Une telle organisation est plus aisée à mettre en place dans le cadre d’un projet de construction que dans celui d’un aménagement, ont reconnu Marie-Christine Jacquinet et Jean-Arthur Creff, qui n’a rien caché des résistances rencontrées lors de la réorganisation de la bibliothèque centrale de la médiathèque de Mulhouse, axée autour des personnels et des statuts, effective depuis octobre 2007. Il s’agissait de centraliser la banque de prêt et de réunir les différentes équipes pour constituer une équipe, avec cinq « axes » (multimédia, patrimoine, renseignement, banque de prêt et accueil de classes), chaque bibliothécaire demandant un axe majeur de travail, un complément régulier dans un deuxième et exceptionnel dans un troisième, l’un des objectifs étant d’harmoniser l’accueil, qui était très différent selon la personne et l’équipe.

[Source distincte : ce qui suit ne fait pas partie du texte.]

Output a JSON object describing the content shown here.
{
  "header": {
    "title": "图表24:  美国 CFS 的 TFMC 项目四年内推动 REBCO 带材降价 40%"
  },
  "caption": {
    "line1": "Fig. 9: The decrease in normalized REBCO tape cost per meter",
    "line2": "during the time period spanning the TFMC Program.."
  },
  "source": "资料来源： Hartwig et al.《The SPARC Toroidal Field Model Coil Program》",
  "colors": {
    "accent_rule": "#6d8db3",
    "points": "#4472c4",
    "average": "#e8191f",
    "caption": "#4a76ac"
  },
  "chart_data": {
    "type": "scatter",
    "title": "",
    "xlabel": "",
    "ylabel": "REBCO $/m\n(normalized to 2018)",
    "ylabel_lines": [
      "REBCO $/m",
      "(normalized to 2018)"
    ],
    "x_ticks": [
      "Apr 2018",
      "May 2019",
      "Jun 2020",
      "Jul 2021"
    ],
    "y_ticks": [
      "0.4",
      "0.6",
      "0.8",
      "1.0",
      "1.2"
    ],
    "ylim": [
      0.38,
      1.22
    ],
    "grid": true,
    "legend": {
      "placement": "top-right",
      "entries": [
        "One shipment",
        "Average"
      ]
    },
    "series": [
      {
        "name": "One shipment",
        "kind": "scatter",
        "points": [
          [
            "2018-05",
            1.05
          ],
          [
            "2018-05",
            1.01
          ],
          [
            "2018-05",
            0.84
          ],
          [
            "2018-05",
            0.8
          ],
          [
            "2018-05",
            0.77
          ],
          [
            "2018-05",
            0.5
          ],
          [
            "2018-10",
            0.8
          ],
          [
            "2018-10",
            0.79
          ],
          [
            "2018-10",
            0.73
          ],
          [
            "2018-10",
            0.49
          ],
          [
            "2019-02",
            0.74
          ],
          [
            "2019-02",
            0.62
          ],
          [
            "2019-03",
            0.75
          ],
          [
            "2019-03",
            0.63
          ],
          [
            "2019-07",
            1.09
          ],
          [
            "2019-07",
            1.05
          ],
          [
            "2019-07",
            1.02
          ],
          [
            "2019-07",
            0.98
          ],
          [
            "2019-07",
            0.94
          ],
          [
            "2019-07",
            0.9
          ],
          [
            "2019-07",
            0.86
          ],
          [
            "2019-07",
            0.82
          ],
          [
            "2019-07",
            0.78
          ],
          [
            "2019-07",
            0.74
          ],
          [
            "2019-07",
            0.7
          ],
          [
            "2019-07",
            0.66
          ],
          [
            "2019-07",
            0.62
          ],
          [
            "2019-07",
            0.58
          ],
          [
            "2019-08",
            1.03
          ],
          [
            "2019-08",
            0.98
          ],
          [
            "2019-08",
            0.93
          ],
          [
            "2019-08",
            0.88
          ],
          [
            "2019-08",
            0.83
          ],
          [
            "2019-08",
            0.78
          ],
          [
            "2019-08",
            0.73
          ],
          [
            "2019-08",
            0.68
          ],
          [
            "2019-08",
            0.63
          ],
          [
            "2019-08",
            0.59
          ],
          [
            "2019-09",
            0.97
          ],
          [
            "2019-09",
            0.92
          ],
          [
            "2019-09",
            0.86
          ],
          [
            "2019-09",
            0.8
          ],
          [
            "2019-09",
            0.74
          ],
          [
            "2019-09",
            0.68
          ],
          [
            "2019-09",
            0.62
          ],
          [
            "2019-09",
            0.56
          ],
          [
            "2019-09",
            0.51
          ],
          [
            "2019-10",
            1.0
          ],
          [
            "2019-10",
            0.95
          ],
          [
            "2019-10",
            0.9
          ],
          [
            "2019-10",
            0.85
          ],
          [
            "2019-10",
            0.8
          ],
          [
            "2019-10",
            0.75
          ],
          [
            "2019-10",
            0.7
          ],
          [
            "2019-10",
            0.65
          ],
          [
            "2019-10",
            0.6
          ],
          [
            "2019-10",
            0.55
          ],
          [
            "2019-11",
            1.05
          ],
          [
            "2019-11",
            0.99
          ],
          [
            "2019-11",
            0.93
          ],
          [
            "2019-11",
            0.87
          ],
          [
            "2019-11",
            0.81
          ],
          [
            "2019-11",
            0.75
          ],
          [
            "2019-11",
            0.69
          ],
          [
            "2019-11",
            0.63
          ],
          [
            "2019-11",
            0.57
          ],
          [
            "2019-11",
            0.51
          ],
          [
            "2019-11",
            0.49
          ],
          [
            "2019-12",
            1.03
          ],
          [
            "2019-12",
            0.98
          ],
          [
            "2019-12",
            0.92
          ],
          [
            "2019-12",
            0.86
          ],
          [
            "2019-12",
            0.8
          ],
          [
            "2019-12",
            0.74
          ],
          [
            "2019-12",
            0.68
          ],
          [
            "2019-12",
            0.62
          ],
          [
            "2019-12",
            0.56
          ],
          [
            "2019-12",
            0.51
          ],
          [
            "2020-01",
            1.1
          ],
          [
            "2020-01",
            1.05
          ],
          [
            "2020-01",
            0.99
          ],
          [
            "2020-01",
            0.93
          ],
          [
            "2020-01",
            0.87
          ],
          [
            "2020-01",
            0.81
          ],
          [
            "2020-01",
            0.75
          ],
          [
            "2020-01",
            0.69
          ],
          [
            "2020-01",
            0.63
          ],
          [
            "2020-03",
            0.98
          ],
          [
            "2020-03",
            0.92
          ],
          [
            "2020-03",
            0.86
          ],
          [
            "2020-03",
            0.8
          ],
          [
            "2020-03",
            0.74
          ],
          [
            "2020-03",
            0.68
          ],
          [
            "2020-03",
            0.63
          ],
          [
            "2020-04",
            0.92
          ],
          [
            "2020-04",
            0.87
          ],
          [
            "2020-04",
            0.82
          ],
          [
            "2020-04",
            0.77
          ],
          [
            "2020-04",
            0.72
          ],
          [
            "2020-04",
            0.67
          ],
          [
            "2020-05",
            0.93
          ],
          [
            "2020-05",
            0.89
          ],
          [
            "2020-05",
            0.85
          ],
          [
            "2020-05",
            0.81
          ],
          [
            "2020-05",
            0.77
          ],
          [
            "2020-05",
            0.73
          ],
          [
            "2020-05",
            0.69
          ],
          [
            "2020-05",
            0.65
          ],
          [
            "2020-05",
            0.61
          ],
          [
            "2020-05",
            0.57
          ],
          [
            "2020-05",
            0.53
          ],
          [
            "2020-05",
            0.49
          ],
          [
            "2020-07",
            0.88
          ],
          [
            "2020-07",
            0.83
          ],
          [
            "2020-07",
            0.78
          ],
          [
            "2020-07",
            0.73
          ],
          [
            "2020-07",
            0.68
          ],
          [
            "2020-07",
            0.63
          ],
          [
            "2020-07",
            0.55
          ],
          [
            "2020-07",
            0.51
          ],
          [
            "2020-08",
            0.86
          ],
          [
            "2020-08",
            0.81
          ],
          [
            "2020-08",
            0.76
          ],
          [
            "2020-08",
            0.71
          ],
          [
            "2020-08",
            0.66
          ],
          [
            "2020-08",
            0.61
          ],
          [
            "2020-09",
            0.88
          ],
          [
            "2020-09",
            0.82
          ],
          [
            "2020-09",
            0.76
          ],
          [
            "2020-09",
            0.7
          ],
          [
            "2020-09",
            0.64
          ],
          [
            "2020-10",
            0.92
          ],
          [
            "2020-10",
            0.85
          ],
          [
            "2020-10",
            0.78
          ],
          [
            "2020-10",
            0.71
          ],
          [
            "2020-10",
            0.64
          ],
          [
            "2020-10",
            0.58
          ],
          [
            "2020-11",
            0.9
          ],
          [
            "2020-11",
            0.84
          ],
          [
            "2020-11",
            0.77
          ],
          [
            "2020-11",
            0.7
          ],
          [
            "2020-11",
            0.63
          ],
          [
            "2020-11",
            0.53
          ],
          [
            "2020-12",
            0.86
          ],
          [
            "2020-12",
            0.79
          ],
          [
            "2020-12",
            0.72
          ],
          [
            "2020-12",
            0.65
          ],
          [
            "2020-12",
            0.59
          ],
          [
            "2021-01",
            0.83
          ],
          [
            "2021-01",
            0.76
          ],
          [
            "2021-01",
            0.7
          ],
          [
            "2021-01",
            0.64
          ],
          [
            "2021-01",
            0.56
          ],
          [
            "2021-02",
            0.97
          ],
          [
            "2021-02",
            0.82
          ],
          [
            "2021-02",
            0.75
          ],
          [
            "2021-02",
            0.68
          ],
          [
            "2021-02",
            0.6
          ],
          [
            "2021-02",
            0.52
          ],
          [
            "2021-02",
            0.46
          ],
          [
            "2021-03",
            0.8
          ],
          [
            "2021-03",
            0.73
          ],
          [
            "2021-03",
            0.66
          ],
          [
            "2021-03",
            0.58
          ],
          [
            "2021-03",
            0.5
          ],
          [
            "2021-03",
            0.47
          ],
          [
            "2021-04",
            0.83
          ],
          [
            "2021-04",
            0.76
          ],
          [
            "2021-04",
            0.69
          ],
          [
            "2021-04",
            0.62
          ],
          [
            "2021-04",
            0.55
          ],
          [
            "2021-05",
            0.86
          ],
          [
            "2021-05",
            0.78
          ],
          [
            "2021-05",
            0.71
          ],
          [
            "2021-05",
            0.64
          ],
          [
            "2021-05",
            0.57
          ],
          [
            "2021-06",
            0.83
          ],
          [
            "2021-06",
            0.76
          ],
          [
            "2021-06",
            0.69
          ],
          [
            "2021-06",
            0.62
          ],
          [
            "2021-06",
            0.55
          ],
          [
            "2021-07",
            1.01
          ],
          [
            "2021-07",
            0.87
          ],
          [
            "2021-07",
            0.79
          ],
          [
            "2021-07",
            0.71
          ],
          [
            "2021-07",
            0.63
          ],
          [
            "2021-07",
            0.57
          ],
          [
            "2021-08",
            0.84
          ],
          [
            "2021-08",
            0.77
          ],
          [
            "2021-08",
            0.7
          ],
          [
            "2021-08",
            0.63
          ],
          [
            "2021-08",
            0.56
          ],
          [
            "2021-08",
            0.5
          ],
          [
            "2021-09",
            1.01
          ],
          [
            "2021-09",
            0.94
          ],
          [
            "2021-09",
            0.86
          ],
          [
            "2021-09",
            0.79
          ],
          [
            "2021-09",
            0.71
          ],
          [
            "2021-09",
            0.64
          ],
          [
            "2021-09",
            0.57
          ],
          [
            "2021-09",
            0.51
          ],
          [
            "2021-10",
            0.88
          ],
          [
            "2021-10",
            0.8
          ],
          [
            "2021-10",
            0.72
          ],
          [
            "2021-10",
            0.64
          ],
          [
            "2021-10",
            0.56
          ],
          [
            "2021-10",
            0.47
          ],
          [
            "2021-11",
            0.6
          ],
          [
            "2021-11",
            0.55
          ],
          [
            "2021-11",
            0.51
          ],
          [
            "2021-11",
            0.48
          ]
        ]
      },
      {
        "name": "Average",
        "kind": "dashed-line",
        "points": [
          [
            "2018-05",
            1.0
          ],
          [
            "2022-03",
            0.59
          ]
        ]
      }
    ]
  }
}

Mise en scène des espaces et des collections

L’architecte Pascale Seurin et la programmiste Sophie Besson ont présenté le travail réalisé en binôme – et en collaboration avec la directrice Annick Poux – pour faire de la médiathèque de Poissy un lieu agréable et accueillant, à partir d’une situation « critique » et d’un bâtiment « apocalyptique » : un ancien centre commercial, bas de plafond, presque sans façade, avec des logements dessus, un parking dessous et l’Assédic à côté… Le résultat  2 est un continuum spatial tout en enroulements, favorisant une présentation des collections dans la continuité – sans fragmentation par genre. Selon Pascale Seurin, qui s’est inspirée de l’univers de la librairie, une médiathèque agréable doit proposer une « parfaite adéquation entre le mobilier, la présentation des ouvrages – qui demande de la place – et la clarté des collections ».

Christine Bourrus et Laetitia Touchard se sont quant à elles inspirées de l’univers du musée pour le projet de mise en scène de collections de la médiathèque du Val-d’Europe  3. Malgré les risques d’une recréation de distance, d’un « effet de sacralisation » (C. Poissenot), Christine Bourrus souligne l’impact et l’attractivité du projet, qui « fait venir exprès : en général, on ne visite pas les médiathèques, on les fréquente ».